# Sentra Grille



## Raul (Sep 12, 2002)

I need a grill for my 96 GXE -- crushed in a little fender bender. I see they are available from a few web site suppliers for about $42 chrome; $15 painted. Not a bad price if they are any good.

Anyone bought one of these after market pieces? How is the quality?

I just want to cover up the front of the car -- nothing fancy, stock looking is OK, but I don't want it to look too-too cheap.

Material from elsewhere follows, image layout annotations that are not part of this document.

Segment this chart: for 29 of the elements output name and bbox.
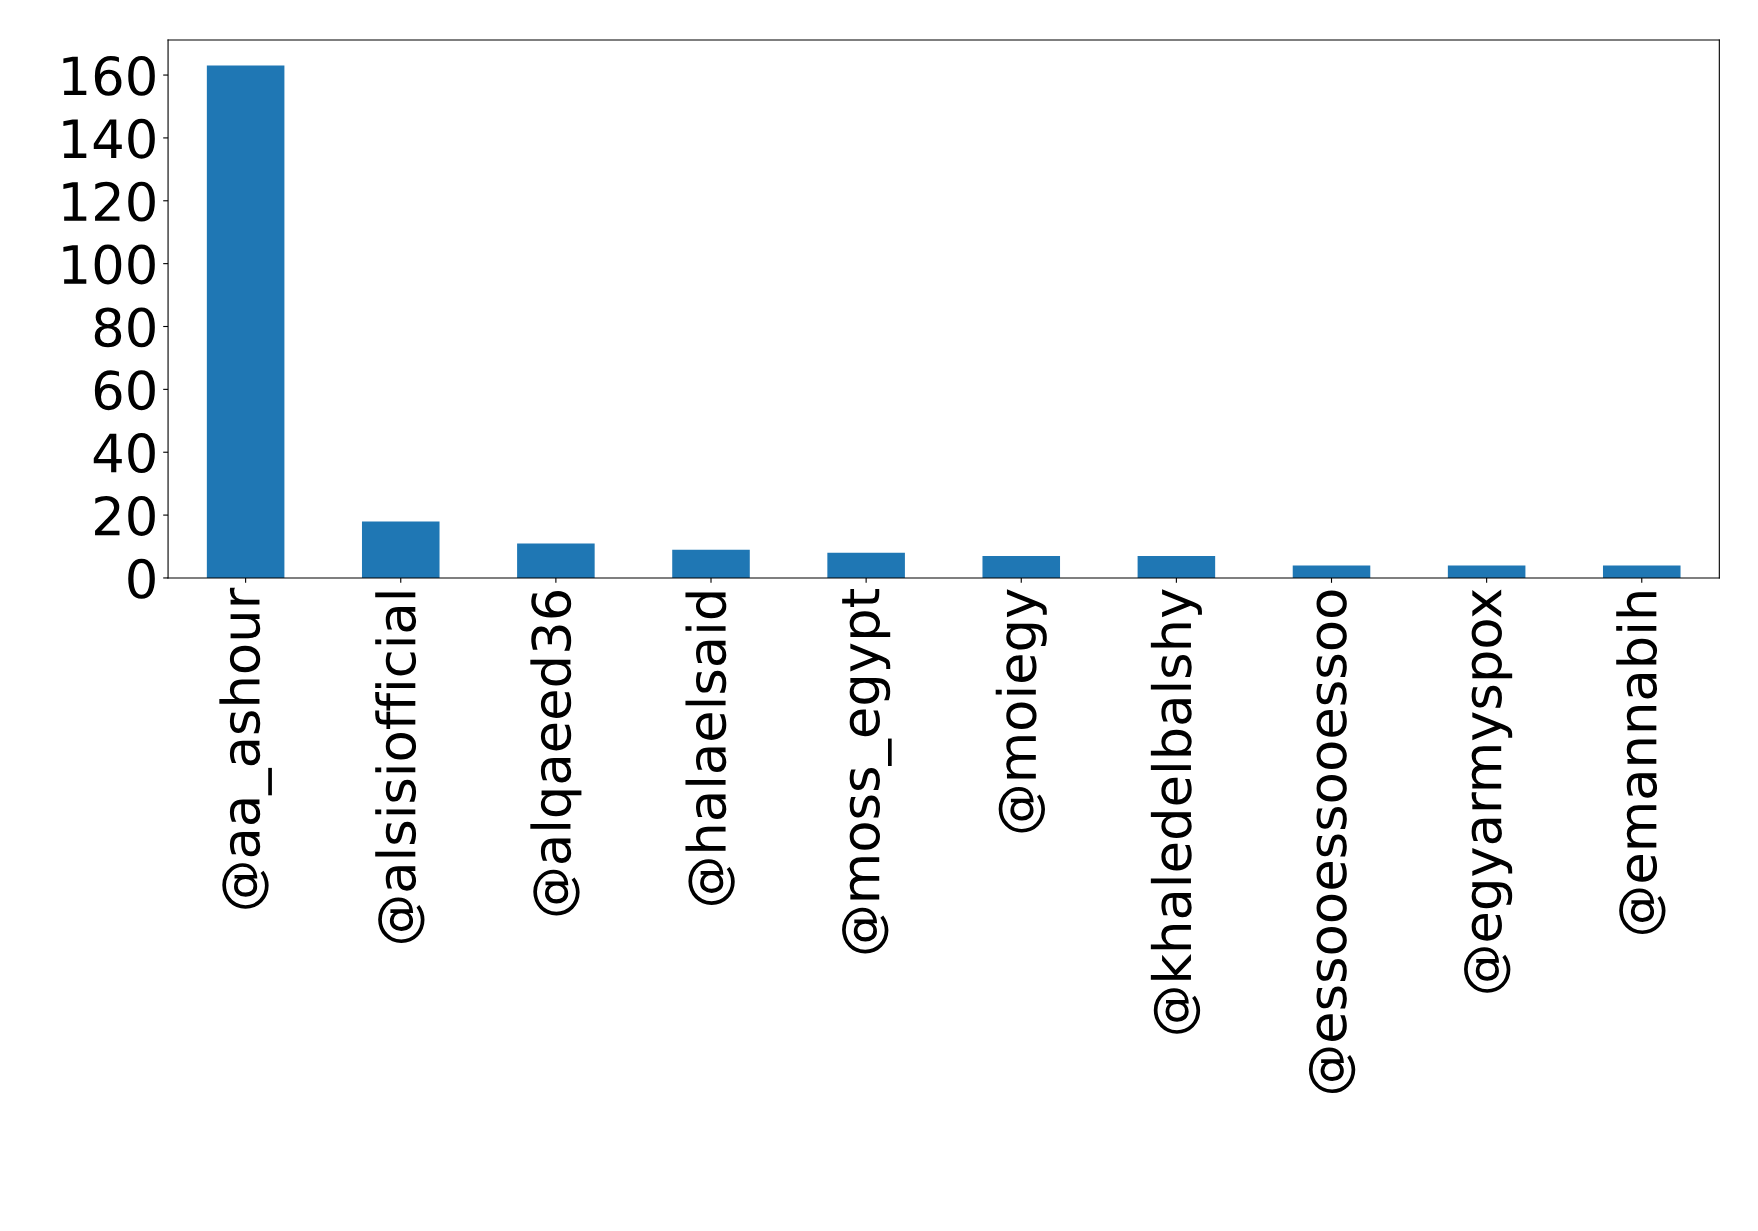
bar	[1447, 565, 1526, 578]
y-tick-label: 20	[95, 495, 155, 536]
bar	[517, 543, 595, 578]
x-tick-label: @alsisiofficial	[375, 592, 425, 944]
y-tick-label: 40	[93, 433, 155, 474]
bar	[672, 549, 750, 578]
bar	[1137, 555, 1216, 578]
x-tick-label: @essooessooessoo	[1308, 590, 1356, 1094]
x-tick-label: @moiegy	[995, 589, 1047, 833]
y-tick-label: 100	[63, 244, 155, 285]
bar	[206, 65, 285, 578]
x-tick-label: @alqaeed36	[530, 591, 582, 916]
y-tick-label: 0	[128, 558, 155, 599]
y-tick-label: 80	[94, 307, 155, 348]
y-tick-label: 120	[63, 181, 155, 222]
bar	[1602, 565, 1681, 578]
x-tick-label: @moss_egypt	[842, 588, 892, 954]
x-tick-label: @khaledelbalshy	[1150, 589, 1202, 1034]
bar	[982, 555, 1061, 578]
y-tick-label: 140	[63, 118, 155, 159]
x-tick-label: @emannabih	[1616, 592, 1666, 935]
bar	[827, 552, 905, 578]
bar	[361, 521, 440, 578]
bar	[1292, 565, 1371, 578]
x-tick-label: @halaelsaid	[685, 592, 735, 905]
y-tick-label: 60	[94, 370, 155, 411]
x-tick-label: @egyarmyspox	[1464, 589, 1513, 993]
y-tick-label: 160	[63, 55, 155, 96]
x-tick-label: @aa_ashour	[219, 587, 272, 909]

Your comments, advice much appreciated.


----------



## NotAnotherHonda (Aug 7, 2003)

get a 98 sentra grill...look on classifieds


----------



## Token Moron (Mar 28, 2003)

go to ebay.com and search for a 98 honeycomb grille.....its the best one made for the b14. the vendor is auberdeen(sp?) auto, they go for like $30


----------



## myoung (Apr 15, 2002)

AjRaCeR805 said:


> go to ebay.com and search for a 98 honeycomb grille.....its the best one made for the b14. the vendor is auberdeen(sp?) auto, they go for like $30



You can still order from dealers..

Found this on ebay, but chrome..

http://cgi.ebay.com/ebaymotors/ws/eBayISAPI.dll?ViewItem&category=33645&item=2458907239

http://www.autobodypartsonline.com/...catid=1833&[email protected]


----------



## FadedKM83 (Jan 27, 2003)

AjRaCeR805 said:


> go to ebay.com and search for a 98 honeycomb grille.....its the best one made for the b14. the vendor is auberdeen(sp?) auto, they go for like $30


lets let the man decide for himself what the "best" grill is for his b14. with that said.....









get a 99 grill (with the headlights) it makes the car look a lot less dopey and run-of-the-mill :cheers:


----------



## Token Moron (Mar 28, 2003)

FadedKM83 said:


> get a 99 grill (with the headlights) it makes the car look a lot less dopey and run-of-the-mill :cheers:




like u said........let the man choose which grille he likes best  


the 99 grille is just a plain piece of plastic...nothin special


----------



## Raul (Sep 12, 2002)

Thanks for all the guidance guys, a world of help. I ordered a chrome grille on ebay. (if I had seen a chrome one for 98 or 99, I would have ordered that). Your advice dissuaded me from the places I was originally considering. But like I said, this is just transportation; I'm just trying to replace the pieces that broke off (I do think the chrome will look sharper than the original painted piece).

I'll provide feedback on the grille once I get it.

Thanks again.


----------



## Raul (Sep 12, 2002)

OK guys, I got the grille and it snaps right on (got the 96 for a 96). Very nice chrome on plastic, quality is nice. You can find a couple of places where the clips that held the grille during chroming bit into the plastic -- but you have to look for the imperfection.

For the price, very nice. And all I wanted to do was cover up the hood latch, horn, radiator, etc. So I came out OK.. Thanks for advice.


----------